Multi-probe consistent hashing (2015)
September 6, 2025Karger et al’s Consistent hashing is widely used for load balancing in content delivery networks and key-value store databases. Consistent hashing maps both keys and nodes to values in the unit interval, and assigns each key to its closest node.
Since nodes in the cluster can frequently change, the algorithm generates multiple hash values for each node to help balance the load. Let \(n\) be the number of nodes. The load of a node is the number of keys stored on it, and the peak-to-average load is defined as the ratio of the maximum load to the average load across all nodes. Achieving a peak-to-average load of \(1+\epsilon\) with high probability (\(1-\frac{1}{n^{\Omega(1)}}\)) requires \(\Theta(\frac{\ln n}{\epsilon^2})\) hash values per node. This form of consistent hashing requires more than \(O(n)\) space to achieve good load balancing.

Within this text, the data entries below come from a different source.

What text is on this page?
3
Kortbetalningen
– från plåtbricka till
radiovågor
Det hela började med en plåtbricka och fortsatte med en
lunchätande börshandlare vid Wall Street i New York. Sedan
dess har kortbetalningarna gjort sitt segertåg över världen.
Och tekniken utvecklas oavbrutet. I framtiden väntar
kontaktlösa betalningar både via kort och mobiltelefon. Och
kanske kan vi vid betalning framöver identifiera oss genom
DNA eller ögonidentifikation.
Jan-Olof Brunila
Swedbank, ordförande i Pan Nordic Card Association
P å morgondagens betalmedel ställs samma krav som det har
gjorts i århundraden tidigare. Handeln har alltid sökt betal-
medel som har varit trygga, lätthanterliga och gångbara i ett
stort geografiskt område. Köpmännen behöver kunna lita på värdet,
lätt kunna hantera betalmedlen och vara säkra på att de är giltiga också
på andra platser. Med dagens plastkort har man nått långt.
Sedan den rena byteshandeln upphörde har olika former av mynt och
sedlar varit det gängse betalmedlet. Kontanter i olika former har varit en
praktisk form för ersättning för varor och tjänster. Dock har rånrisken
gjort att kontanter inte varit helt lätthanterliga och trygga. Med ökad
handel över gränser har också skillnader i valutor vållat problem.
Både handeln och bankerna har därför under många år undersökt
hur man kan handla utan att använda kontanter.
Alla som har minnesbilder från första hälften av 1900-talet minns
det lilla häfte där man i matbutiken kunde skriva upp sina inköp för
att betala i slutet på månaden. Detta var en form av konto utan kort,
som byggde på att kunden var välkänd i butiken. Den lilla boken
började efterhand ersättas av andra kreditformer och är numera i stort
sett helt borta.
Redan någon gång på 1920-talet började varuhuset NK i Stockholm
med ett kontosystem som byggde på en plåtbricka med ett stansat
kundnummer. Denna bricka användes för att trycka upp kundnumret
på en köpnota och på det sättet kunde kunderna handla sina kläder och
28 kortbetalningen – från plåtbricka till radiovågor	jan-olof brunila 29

Multi-probe consistent hashing instead generates \(K\) hash values for each key, rather than multiple hash values for the nodes. A key is then assigned to its closest successor node among the candidate hash positions. For \(2 \le K \ll \frac{\sqrt{n}}{\ln n}\), the peak-to-average load is \(\frac{K}{K-1}\frac{1}{n}+o(\frac{1}{n})\) with high probability (\(1-\frac{1}{n^{\Omega(1)}}\)). While the original algorithm assigns each key to its closest node, Multi-probe consistent hashing assigns the key to its closest successor node.